I'm trying to understand acquire-release memory order through implementing my custom lock.

#include <atomic>
#include <vector>
#include <thread>
#include <iostream>

class my_lock {
    static std::atomic<bool> flag;
public:
    void lock() {
        bool expected = false;
        while (!flag.compare_exchange_strong(expected, true, std::memory_order_acq_rel))
            expected = false;
    }

    void unlock() {
        flag.store(false, std::memory_order_release);
    }
};

std::atomic<bool> my_lock::flag(false);

static int num0 = 0;
static int num1 = 0;

my_lock lk;

void increase() {
    for(int i = 0; i < 100000; ++i) {
        lk.lock();

        num0++;
        num1++;
        lk.unlock();
    }
}

void read() {
    for(int i = 0; i < 100000; ++i) {
        lk.lock();
        if(num0 > num1) {
            std::cout << "num0:" << num0 << " > " << "num1:" << num1 << std::endl;
        }
        lk.unlock();
    }
}

int main() {

    std::thread t1(increase);
    std::thread t2(read);
    t1.join();
    t2.join();
    std::cout << "finished! num0:" << num0 << ", num1:"<< num1 << std::endl;

}

Question 1: Am I correct to use acquire-release memory order ?

Below are paragraph from C++ Concurrency In Action

Despite the potentially non-intuitive outcomes, anyone who’s used locks has had to deal with the same ordering issues: locking a mutex is an acquire operation, and unlocking the mutex is a release operation. With mutexes, you learn that you must ensure that the same mutex is locked when you read a value as was locked when you wrote it, and the same applies here; your acquire and release operations have to be on the same variable to ensure an ordering. If data is protected with a mutex, the exclusive nature of the lock means that the result is indistinguishable from what it would have been had the lock and unlock been sequentially consistent operations. Similarly, if you use acquire and release orderings on atomic variables to build a simple lock, then from the point of view of code that uses the lock, the behavior will appear sequentially consistent, even though the internal operations are not.

This paragraph says that "the result is indistinguishable from ..... sequentially consistent operation".

Question 2: Why the result is indistinguishable?

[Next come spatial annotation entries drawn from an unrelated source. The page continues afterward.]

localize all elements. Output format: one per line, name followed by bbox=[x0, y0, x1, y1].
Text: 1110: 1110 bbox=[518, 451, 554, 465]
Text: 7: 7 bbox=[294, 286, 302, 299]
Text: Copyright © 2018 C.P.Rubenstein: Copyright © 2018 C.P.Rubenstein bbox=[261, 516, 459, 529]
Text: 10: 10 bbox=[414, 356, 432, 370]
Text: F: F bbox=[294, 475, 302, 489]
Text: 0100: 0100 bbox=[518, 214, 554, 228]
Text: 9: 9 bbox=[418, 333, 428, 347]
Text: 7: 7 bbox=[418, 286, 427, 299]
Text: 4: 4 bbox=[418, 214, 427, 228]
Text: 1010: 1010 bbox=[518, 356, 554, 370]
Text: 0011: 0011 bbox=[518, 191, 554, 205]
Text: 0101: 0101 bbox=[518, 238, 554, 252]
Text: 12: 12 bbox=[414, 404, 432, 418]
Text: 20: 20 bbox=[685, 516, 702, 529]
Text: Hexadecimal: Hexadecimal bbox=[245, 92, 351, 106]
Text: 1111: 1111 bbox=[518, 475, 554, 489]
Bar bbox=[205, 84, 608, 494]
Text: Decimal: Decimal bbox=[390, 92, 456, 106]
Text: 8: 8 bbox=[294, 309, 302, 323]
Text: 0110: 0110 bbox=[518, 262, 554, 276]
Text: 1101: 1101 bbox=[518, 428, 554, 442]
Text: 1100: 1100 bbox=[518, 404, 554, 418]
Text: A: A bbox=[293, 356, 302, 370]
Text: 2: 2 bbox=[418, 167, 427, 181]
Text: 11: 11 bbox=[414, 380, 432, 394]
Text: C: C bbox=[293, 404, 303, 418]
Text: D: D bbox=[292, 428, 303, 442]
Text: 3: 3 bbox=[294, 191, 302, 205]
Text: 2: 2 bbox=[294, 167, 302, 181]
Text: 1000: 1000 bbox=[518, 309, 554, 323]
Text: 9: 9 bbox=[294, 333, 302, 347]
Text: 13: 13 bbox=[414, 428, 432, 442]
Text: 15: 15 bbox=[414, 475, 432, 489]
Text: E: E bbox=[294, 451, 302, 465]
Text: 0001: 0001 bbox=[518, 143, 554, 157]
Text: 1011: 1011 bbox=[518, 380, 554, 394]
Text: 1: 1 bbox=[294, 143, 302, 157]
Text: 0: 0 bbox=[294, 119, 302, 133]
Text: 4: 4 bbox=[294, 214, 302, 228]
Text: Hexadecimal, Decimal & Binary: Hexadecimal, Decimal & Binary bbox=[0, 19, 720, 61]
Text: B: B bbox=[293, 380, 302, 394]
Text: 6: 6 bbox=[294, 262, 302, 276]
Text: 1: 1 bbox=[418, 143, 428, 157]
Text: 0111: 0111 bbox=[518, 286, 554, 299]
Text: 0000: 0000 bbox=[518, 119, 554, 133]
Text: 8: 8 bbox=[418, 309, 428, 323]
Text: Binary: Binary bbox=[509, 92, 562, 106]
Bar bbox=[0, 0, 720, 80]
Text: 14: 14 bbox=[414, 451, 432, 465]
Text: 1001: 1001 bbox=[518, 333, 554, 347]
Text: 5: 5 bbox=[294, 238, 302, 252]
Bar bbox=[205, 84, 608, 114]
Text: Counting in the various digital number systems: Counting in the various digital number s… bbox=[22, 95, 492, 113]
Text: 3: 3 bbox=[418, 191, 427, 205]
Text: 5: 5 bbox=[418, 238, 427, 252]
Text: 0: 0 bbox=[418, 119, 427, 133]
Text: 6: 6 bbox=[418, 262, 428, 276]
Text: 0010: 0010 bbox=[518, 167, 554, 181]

If we use lock, the result should be distinguishable from my understanding.

Edit :

I add one more question. Below is std::atomic_flag example in C++ concurrency in action.

class spinlock_mutex
{
    std::atomic_flag flag;
public:
    spinlock_mutex():
        flag(ATOMIC_FLAG_INIT)
    {}
    void lock()
    {
        while(flag.test_and_set(std::memory_order_acquire));
    }
    void unlock()
    {
        flag.clear(std::memory_order_release);
    }
}

Question 3: Why does this code doesn't use std::memory_order_acq_rel? flag.test_and_set is RWM operation, so I think it should be used with std::memory_order_acq_rel like my first example.

Answer 1

The acquire/release is strong enough to confine the instructions within the critical sections. And it provides sufficient synchronization such that a happens before relation is established between a release of a lock and subsequent acquire of the same lock.

The lock will give you some sequential order on the lock acquire/release operations; just as with sequential consistency.

Why are you using compare_exchange_strong? You are already in a loop. You can use compare_exchange_weak.